Generally speaking, in post-war Poland, regulations relating to guiding and developing cartographic collections were used. They were drafted by Aniela Drozdowska and entitled: "Temporary regulations of cataloguing and making inventories of cartographic collections". They were published in the Geographic Bulletin by the Polish Academy of Science in 1954. These regulations were interpreted in many different ways by libraries, and although they were created as initial material for discussion, they have served the workers of map departments well for almost 50 years. In order to set about more modern description of collections, it was necessary to create new regulations adapted to Polish and European standards of the 1970s and 1980s. That is why the National Library first of all developed the Polish Standard of Bibliographic Description for Cartographic Materials and on 7 March 2001 had it approved by the Polish Standardization Committee. As a document published by the central authorities, the Standard has become valid throughout the country. The contents of the standard were based on the IFLA ISBD (CM) International Standard Bibliographic Description for Cartographic Materials. Rev. ed. London 1987 and Anglo-American Cataloging Rules. 2 ed. Chicago [et. al.] 1988. There are a set of elements of description that are established and the prescribed sources of information that are specified. Also the detailed rules for the transcription of the elements of description are presented. At the same time the standard had to be adjusted to conform to decisions concerning the related library materials such as: books, old printed books, and electronic documents. Preliminary essential public presentation of the standard took place in Polanica-Zdrój in April 2000 at the XXth All-Polish Conference of Cartography Historians. At that time the author of this paper presented the main new features and differences of the rules in comparison to Mrs. Drozdowska's regulations of 1954. The great interest and the lively discussion after the talk showed a considerable demand for this kind of document.

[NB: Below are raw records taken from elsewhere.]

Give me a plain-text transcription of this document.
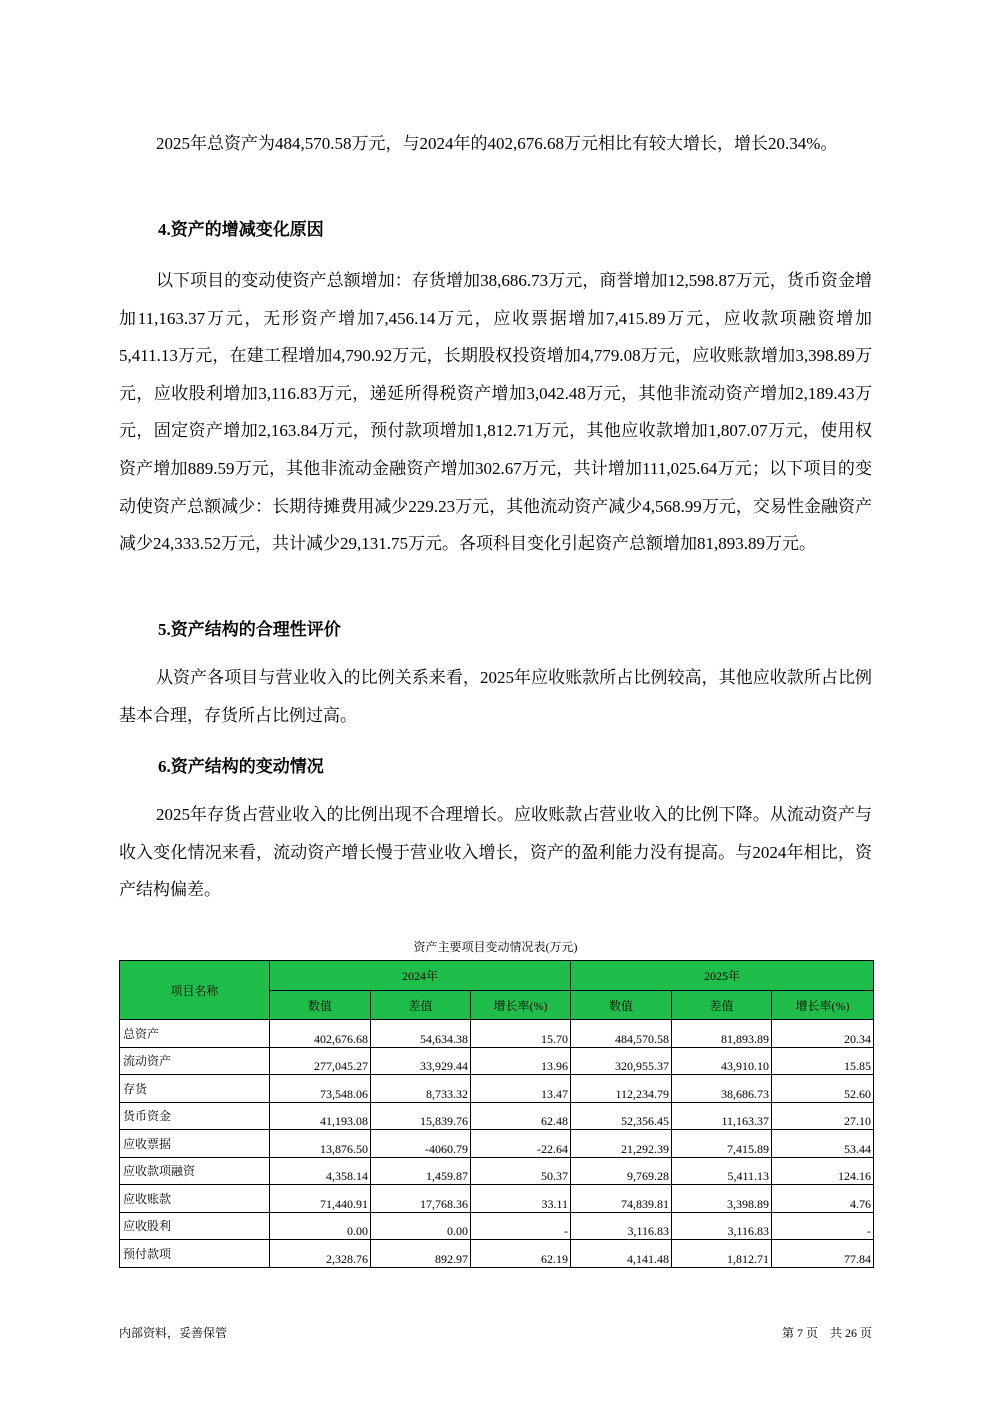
2025年总资产为484,570.58万元，与2024年的402,676.68万元相比有较大增长，增长20.34%。

4.资产的增减变化原因

以下项目的变动使资产总额增加：存货增加38,686.73万元，商誉增加12,598.87万元，货币资金增加11,163.37万元，无形资产增加7,456.14万元，应收票据增加7,415.89万元，应收款项融资增加5,411.13万元，在建工程增加4,790.92万元，长期股权投资增加4,779.08万元，应收账款增加3,398.89万元，应收股利增加3,116.83万元，递延所得税资产增加3,042.48万元，其他非流动资产增加2,189.43万元，固定资产增加2,163.84万元，预付款项增加1,812.71万元，其他应收款增加1,807.07万元，使用权资产增加889.59万元，其他非流动金融资产增加302.67万元，共计增加111,025.64万元；以下项目的变动使资产总额减少：长期待摊费用减少229.23万元，其他流动资产减少4,568.99万元，交易性金融资产减少24,333.52万元，共计减少29,131.75万元。各项科目变化引起资产总额增加81,893.89万元。

5.资产结构的合理性评价

从资产各项目与营业收入的比例关系来看，2025年应收账款所占比例较高，其他应收款所占比例基本合理，存货所占比例过高。

6.资产结构的变动情况

2025年存货占营业收入的比例出现不合理增长。应收账款占营业收入的比例下降。从流动资产与收入变化情况来看，流动资产增长慢于营业收入增长，资产的盈利能力没有提高。与2024年相比，资产结构偏差。

资产主要项目变动情况表(万元)
项目名称	2024年			2025年		
	数值	差值	增长率(%)	数值	差值	增长率(%)
总资产	402,676.68	54,634.38	15.70	484,570.58	81,893.89	20.34
流动资产	277,045.27	33,929.44	13.96	320,955.37	43,910.10	15.85
存货	73,548.06	8,733.32	13.47	112,234.79	38,686.73	52.60
货币资金	41,193.08	15,839.76	62.48	52,356.45	11,163.37	27.10
应收票据	13,876.50	-4060.79	-22.64	21,292.39	7,415.89	53.44
应收款项融资	4,358.14	1,459.87	50.37	9,769.28	5,411.13	124.16
应收账款	71,440.91	17,768.36	33.11	74,839.81	3,398.89	4.76
应收股利	0.00	0.00	-	3,116.83	3,116.83	-
预付款项	2,328.76	892.97	62.19	4,141.48	1,812.71	77.84
内部资料，妥善保管	第 7 页　共 26 页
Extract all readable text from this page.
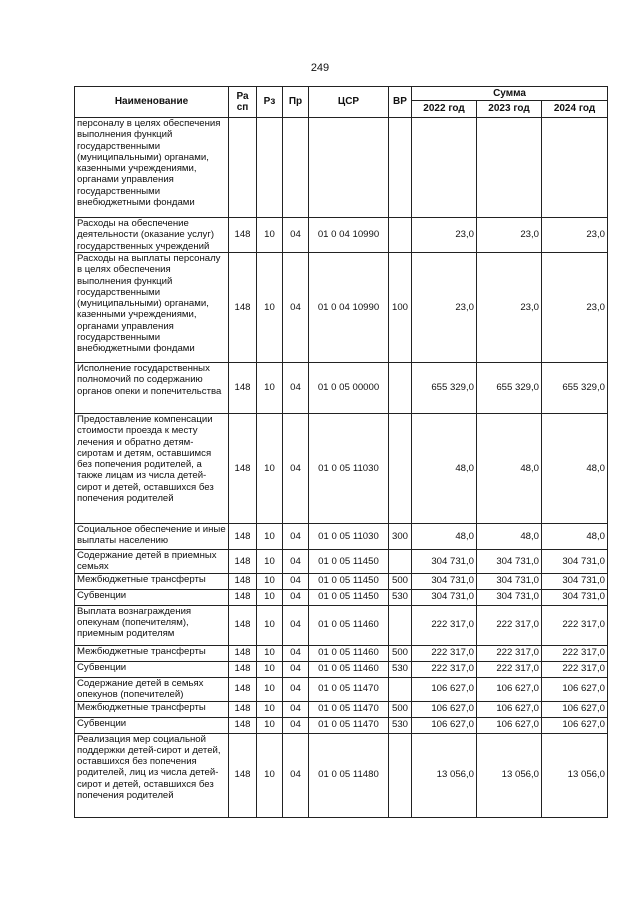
249
Наименование	Ра сп	Рз	Пр	ЦСР	ВР	Сумма		
						2022 год	2023 год	2024 год
персоналу в целях обеспечения выполнения функций государственными (муниципальными) органами, казенными учреждениями, органами управления государственными внебюджетными фондами								
Расходы на обеспечение деятельности (оказание услуг) государственных учреждений	148	10	04	01 0 04 10990		23,0	23,0	23,0
Расходы на выплаты персоналу в целях обеспечения выполнения функций государственными (муниципальными) органами, казенными учреждениями, органами управления государственными внебюджетными фондами	148	10	04	01 0 04 10990	100	23,0	23,0	23,0
Исполнение государственных полномочий по содержанию органов опеки и попечительства	148	10	04	01 0 05 00000		655 329,0	655 329,0	655 329,0
Предоставление компенсации стоимости проезда к месту лечения и обратно детям-сиротам и детям, оставшимся без попечения родителей, а также лицам из числа детей-сирот и детей, оставшихся без попечения родителей	148	10	04	01 0 05 11030		48,0	48,0	48,0
Социальное обеспечение и иные выплаты населению	148	10	04	01 0 05 11030	300	48,0	48,0	48,0
Содержание детей в приемных семьях	148	10	04	01 0 05 11450		304 731,0	304 731,0	304 731,0
Межбюджетные трансферты	148	10	04	01 0 05 11450	500	304 731,0	304 731,0	304 731,0
Субвенции	148	10	04	01 0 05 11450	530	304 731,0	304 731,0	304 731,0
Выплата вознаграждения опекунам (попечителям), приемным родителям	148	10	04	01 0 05 11460		222 317,0	222 317,0	222 317,0
Межбюджетные трансферты	148	10	04	01 0 05 11460	500	222 317,0	222 317,0	222 317,0
Субвенции	148	10	04	01 0 05 11460	530	222 317,0	222 317,0	222 317,0
Содержание детей в семьях опекунов (попечителей)	148	10	04	01 0 05 11470		106 627,0	106 627,0	106 627,0
Межбюджетные трансферты	148	10	04	01 0 05 11470	500	106 627,0	106 627,0	106 627,0
Субвенции	148	10	04	01 0 05 11470	530	106 627,0	106 627,0	106 627,0
Реализация мер социальной поддержки детей-сирот и детей, оставшихся без попечения родителей, лиц из числа детей-сирот и детей, оставшихся без попечения родителей	148	10	04	01 0 05 11480		13 056,0	13 056,0	13 056,0
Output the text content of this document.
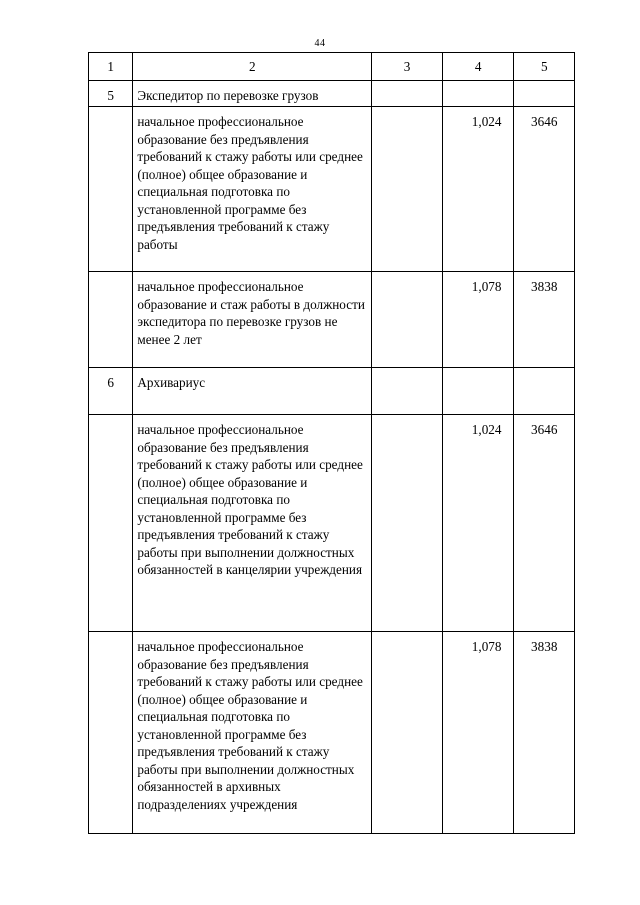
44
1	2	3	4	5
5	Экспедитор по перевозке грузов			
	начальное профессиональное образование без предъявления требований к стажу работы или среднее (полное) общее образование и специальная подготовка по установленной программе без предъявления требований к стажу работы		1,024	3646
	начальное профессиональное образование и стаж работы в должности экспедитора по перевозке грузов не менее 2 лет		1,078	3838
6	Архивариус			
	начальное профессиональное образование без предъявления требований к стажу работы или среднее (полное) общее образование и специальная подготовка по установленной программе без предъявления требований к стажу работы при выполнении должностных обязанностей в канцелярии учреждения		1,024	3646
	начальное профессиональное образование без предъявления требований к стажу работы или среднее (полное) общее образование и специальная подготовка по установленной программе без предъявления требований к стажу работы при выполнении должностных обязанностей в архивных подразделениях учреждения		1,078	3838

The next step in the preparation for computer cataloguing was using the standard in the Library MARC21 format. Trials were done and after an initial period Mrs. Lucyna Szaniawska at the XXIth All-Polish Conference of Cartography Historians in Krasiczyn presented the results in September 2001, in the paper entitled "The use of MARC21 format for description of cartographic materials. Range - bibliographical description".

At present some work is being undertaken on the creation of instructions for completing bibliographical and stock record for cartographic materials in MARC21 format in the INNOPAC system. This system has been used for a few years in the National Library in order to maintain the main bibliographic-catalogue database, which in 2001 converted over 475,000 bibliographic description of monographs (mainly books published after 1800), about 26,000 bibliographic descriptions of serials and over 252,000 authority records (subject headings, names, corporate bodies, geographic names and series).

In order to bring together, unify and popularize equal rules of creating records, all-Polish workshops for map curators were set up in the Central Geographic Library in June 2002. Finally, collaboration and systematic continuing of workshop meetings were coordinated. As a result of the general request of the participants, a discussion list was set up and put on the Internet in the Torun University Library.